The view emerged in talks at the Housing Authority and in a meeting of the housing panel of the Legislative Council yesterday.
'Some of these men and women are not well-educated, working as casual labourers and earning just six or seven thousands dollars a month,' panel chairman Lee Wing-tat said.
'But they pay almost half their income to rent a subdivided flat in the private sector.
'They may need to wait as long as 10 years to be housed and by that time they will be over 40. I don't think their housing needs are less than the general household's.'
The Housing Department's pledge of a three-year waiting time for rental flats applies only to households with two or more members and to the elderly.

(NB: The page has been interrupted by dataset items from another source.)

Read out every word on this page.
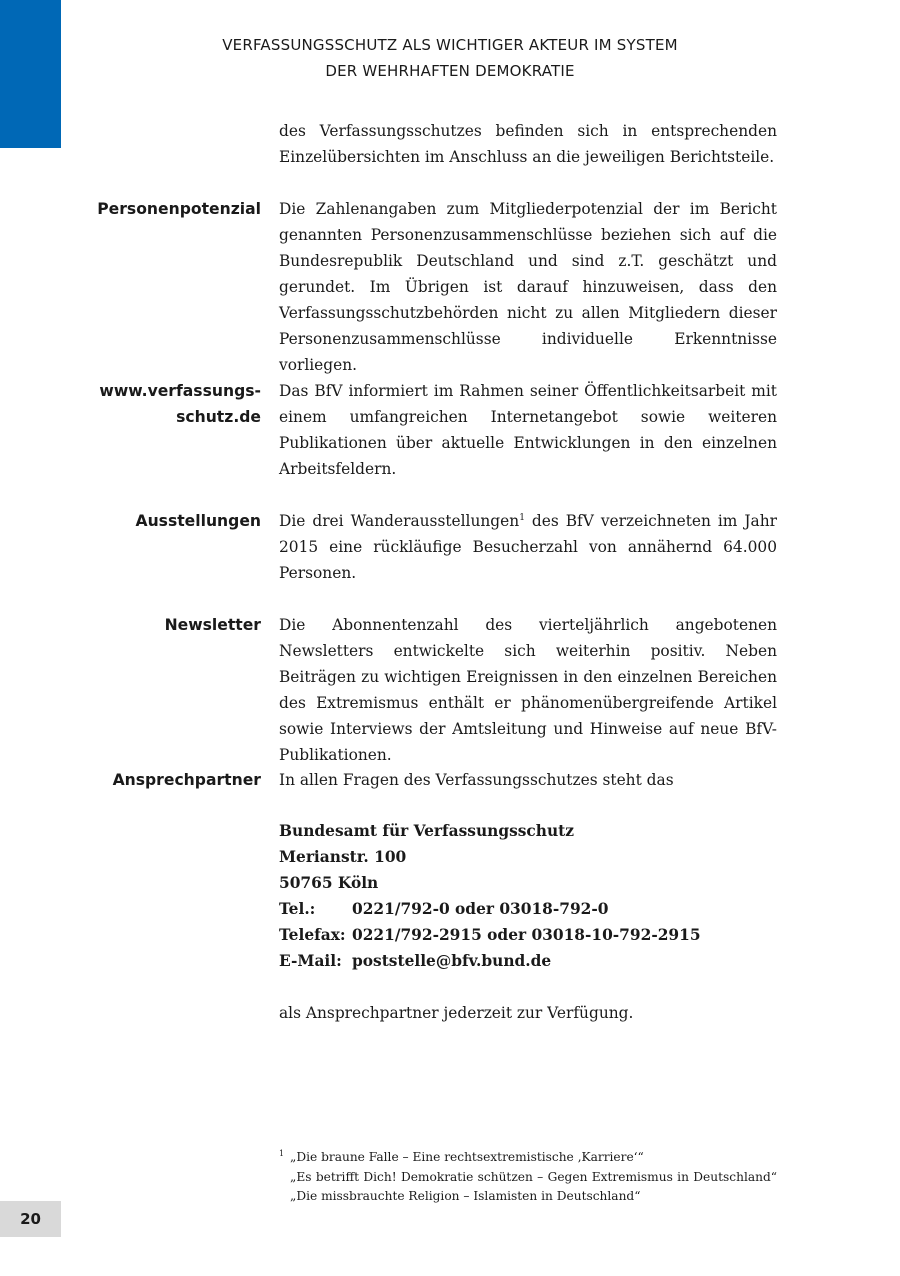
VERFASSUNGSSCHUTZ ALS WICHTIGER AKTEUR IM SYSTEM
DER WEHRHAFTEN DEMOKRATIE

des Verfassungsschutzes befinden sich in entsprechenden Einzelübersichten im Anschluss an die jeweiligen Berichtsteile.

Personenpotenzial Die Zahlenangaben zum Mitgliederpotenzial der im Bericht genannten Personenzusammenschlüsse beziehen sich auf die Bundesrepublik Deutschland und sind z.T. geschätzt und gerundet. Im Übrigen ist darauf hinzuweisen, dass den Verfassungsschutzbehörden nicht zu allen Mitgliedern dieser Personenzusammenschlüsse individuelle Erkenntnisse vorliegen.

www.verfassungs-
schutz.de

Das BfV informiert im Rahmen seiner Öffentlichkeitsarbeit mit einem umfangreichen Internetangebot sowie weiteren Publikationen über aktuelle Entwicklungen in den einzelnen Arbeitsfeldern.

Ausstellungen Die drei Wanderausstellungen$^1$ des BfV verzeichneten im Jahr 2015 eine rückläufige Besucherzahl von annähernd 64.000 Personen.

Newsletter Die Abonnentenzahl des vierteljährlich angebotenen Newsletters entwickelte sich weiterhin positiv. Neben Beiträgen zu wichtigen Ereignissen in den einzelnen Bereichen des Extremismus enthält er phänomenübergreifende Artikel sowie Interviews der Amtsleitung und Hinweise auf neue BfV-Publikationen.

Ansprechpartner In allen Fragen des Verfassungsschutzes steht das

Bundesamt für Verfassungsschutz
Merianstr. 100
50765 Köln
Tel.: 0221/792-0 oder 03018-792-0
Telefax: 0221/792-2915 oder 03018-10-792-2915
E-Mail: poststelle@bfv.bund.de

als Ansprechpartner jederzeit zur Verfügung.

1 „Die braune Falle – Eine rechtsextremistische ‚Karriere‘“
„Es betrifft Dich! Demokratie schützen – Gegen Extremismus in Deutschland“
„Die missbrauchte Religion – Islamisten in Deutschland“
20
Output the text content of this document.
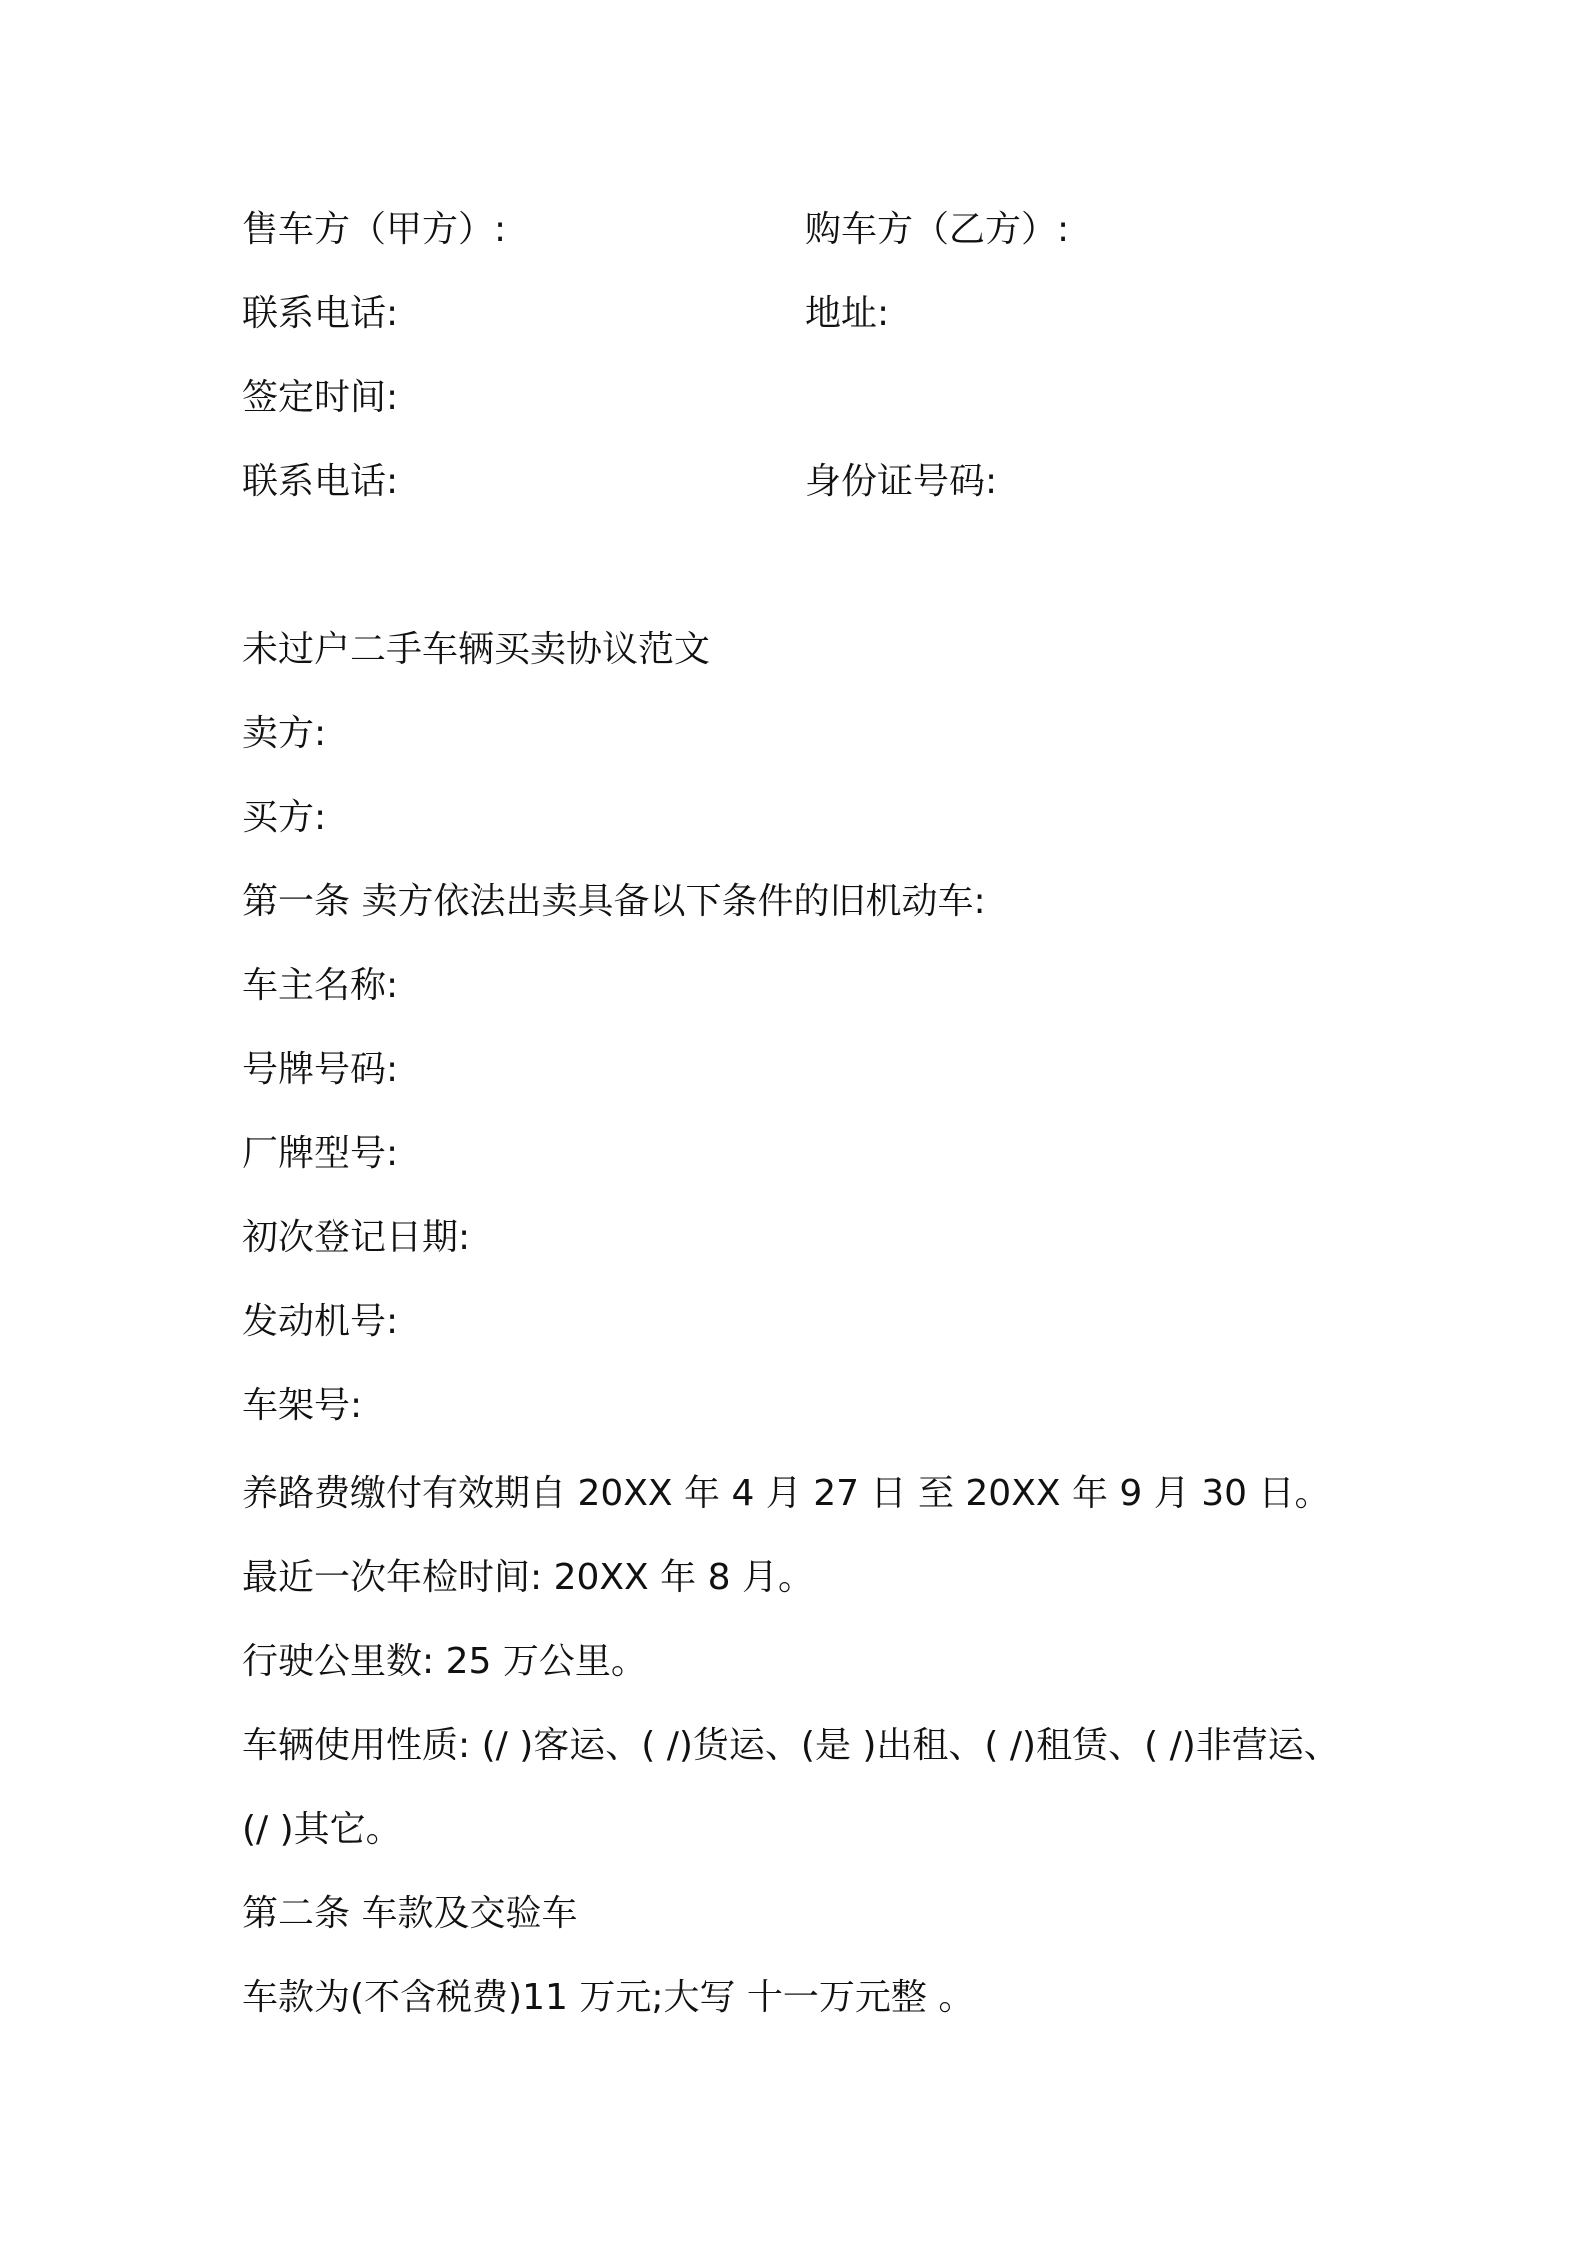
售车方（甲方）:	购车方（乙方）:
联系电话:	地址:
签定时间:
联系电话:	身份证号码:
未过户二手车辆买卖协议范文
卖方:
买方:
第一条 卖方依法出卖具备以下条件的旧机动车:
车主名称:
号牌号码:
厂牌型号:
初次登记日期:
发动机号:
车架号:
养路费缴付有效期自 20XX 年 4 月 27 日 至 20XX 年 9 月 30 日。
最近一次年检时间: 20XX 年 8 月。
行驶公里数: 25 万公里。
车辆使用性质: (/ )客运、( /)货运、(是 )出租、( /)租赁、( /)非营运、
(/ )其它。
第二条 车款及交验车
车款为(不含税费)11 万元;大写 十一万元整 。
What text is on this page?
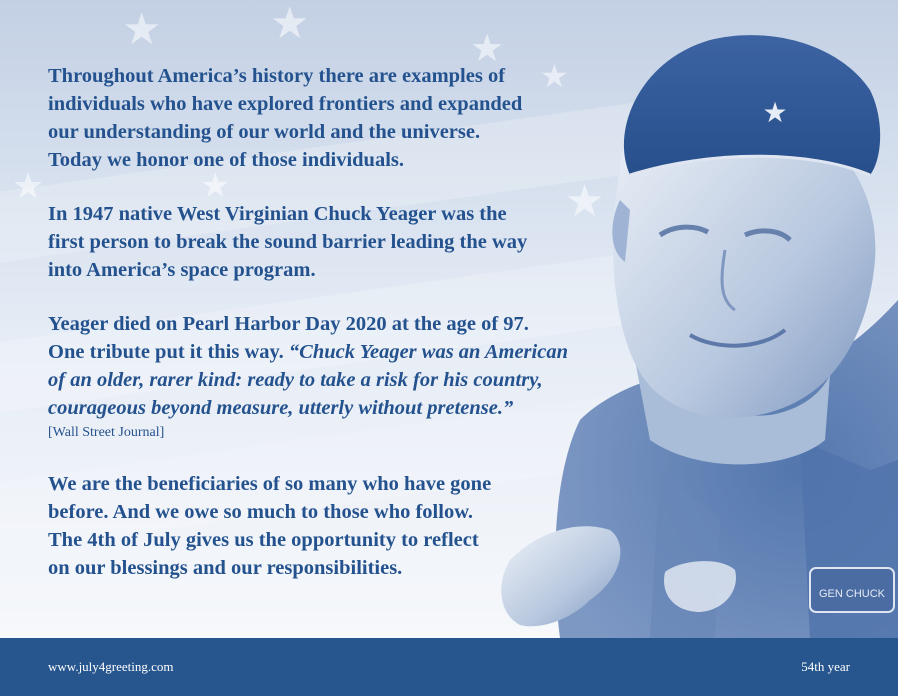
★ ★
★
★
★	★
★
GEN CHUCK
★

Throughout America’s history there are examples of
individuals who have explored frontiers and expanded
our understanding of our world and the universe.
Today we honor one of those individuals.

In 1947 native West Virginian Chuck Yeager was the
first person to break the sound barrier leading the way
into America’s space program.

Yeager died on Pearl Harbor Day 2020 at the age of 97.
One tribute put it this way. “Chuck Yeager was an American
of an older, rarer kind: ready to take a risk for his country,
courageous beyond measure, utterly without pretense.”

[Wall Street Journal]

We are the beneficiaries of so many who have gone
before. And we owe so much to those who follow.
The 4th of July gives us the opportunity to reflect
on our blessings and our responsibilities.

www.july4greeting.com	54th year
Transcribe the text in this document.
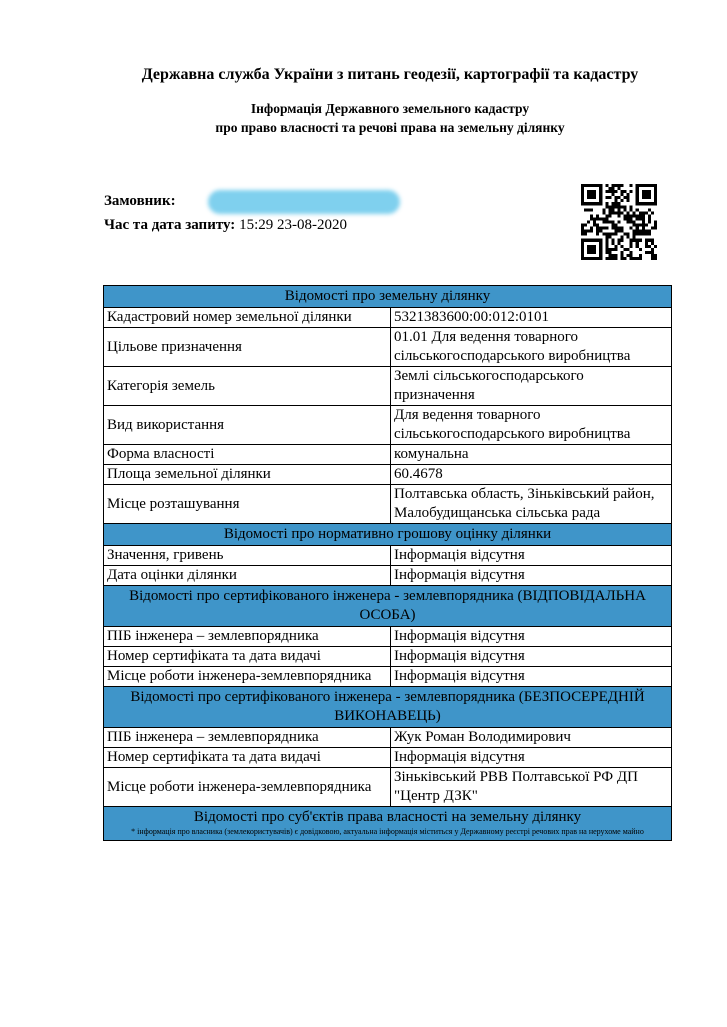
Державна служба України з питань геодезії, картографії та кадастру
Інформація Державного земельного кадастру
про право власності та речові права на земельну ділянку
Замовник:
Час та дата запиту: 15:29 23-08-2020
Відомості про земельну ділянку	
Кадастровий номер земельної ділянки	5321383600:00:012:0101
Цільове призначення	01.01 Для ведення товарного сільськогосподарського виробництва
Категорія земель	Землі сільськогосподарського призначення
Вид використання	Для ведення товарного сільськогосподарського виробництва
Форма власності	комунальна
Площа земельної ділянки	60.4678
Місце розташування	Полтавська область, Зіньківський район, Малобудищанська сільська рада
Відомості про нормативно грошову оцінку ділянки	
Значення, гривень	Інформація відсутня
Дата оцінки ділянки	Інформація відсутня
Відомості про сертифікованого інженера - землевпорядника (ВІДПОВІДАЛЬНА ОСОБА)	
ПІБ інженера – землевпорядника	Інформація відсутня
Номер сертифіката та дата видачі	Інформація відсутня
Місце роботи інженера-землевпорядника	Інформація відсутня
Відомості про сертифікованого інженера - землевпорядника (БЕЗПОСЕРЕДНІЙ ВИКОНАВЕЦЬ)	
ПІБ інженера – землевпорядника	Жук Роман Володимирович
Номер сертифіката та дата видачі	Інформація відсутня
Місце роботи інженера-землевпорядника	Зіньківський РВВ Полтавської РФ ДП "Центр ДЗК"
Відомості про суб'єктів права власності на земельну ділянку
* інформація про власника (землекористувачів) є довідковою, актуальна інформація міститься у Державному реєстрі речових прав на нерухоме майно	
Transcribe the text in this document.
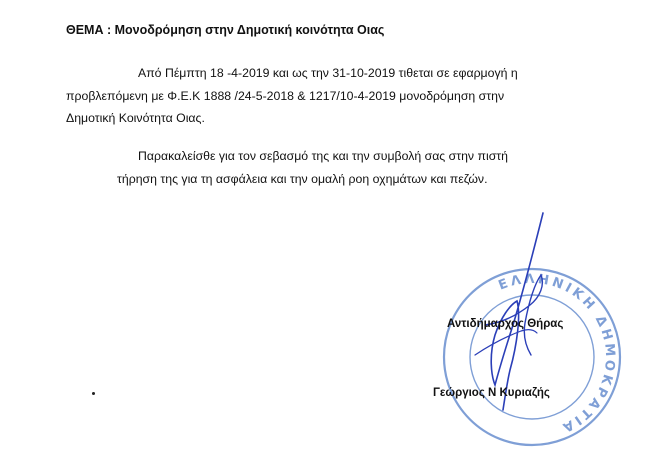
ΘΕΜΑ : Μονοδρόμηση στην Δημοτική κοινότητα Οιας
Από Πέμπτη 18 -4-2019 και ως την 31-10-2019 τιθεται σε εφαρμογή η
προβλεπόμενη με Φ.Ε.Κ 1888 /24-5-2018 & 1217/10-4-2019 μονοδρόμηση στην
Δημοτική Κοινότητα Οιας.
Παρακαλείσθε για τον σεβασμό της και την συμβολή σας στην πιστή
τήρηση της για τη ασφάλεια και την ομαλή ροη οχημάτων και πεζών.
ΕΛΛΗΝΙΚΗ ΔΗΜΟΚΡΑΤΙΑ
Αντιδήμαρχος Θήρας
Γεώργιος Ν Κυριαζής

Historically, only about 10 per cent of all public rental homes have been made available for non-elderly singles, a figure which grew this year to 16 per cent.
Among 155,600 applicants waiting for public rental flats, 66,600 are non-elderly singles. Of these, 35,000 are over 30. The remaining 31,600 singles are young people, 40 per cent of whom are students.
Housing Authority member Michael Choi Ngai-min said some members wanted more small flats to cater for the middle-aged singles.
'Many of us also felt that the government should raise the annual 15,000-flat-a-year construction target as the number of people on the waiting list is growing by 10 per cent each year,' Choi said.
Secretary for Housing and Transport Eva Cheng said families and old people should have priority, but she would leave it to the Housing Authority to consider if changes were necessary to help singles.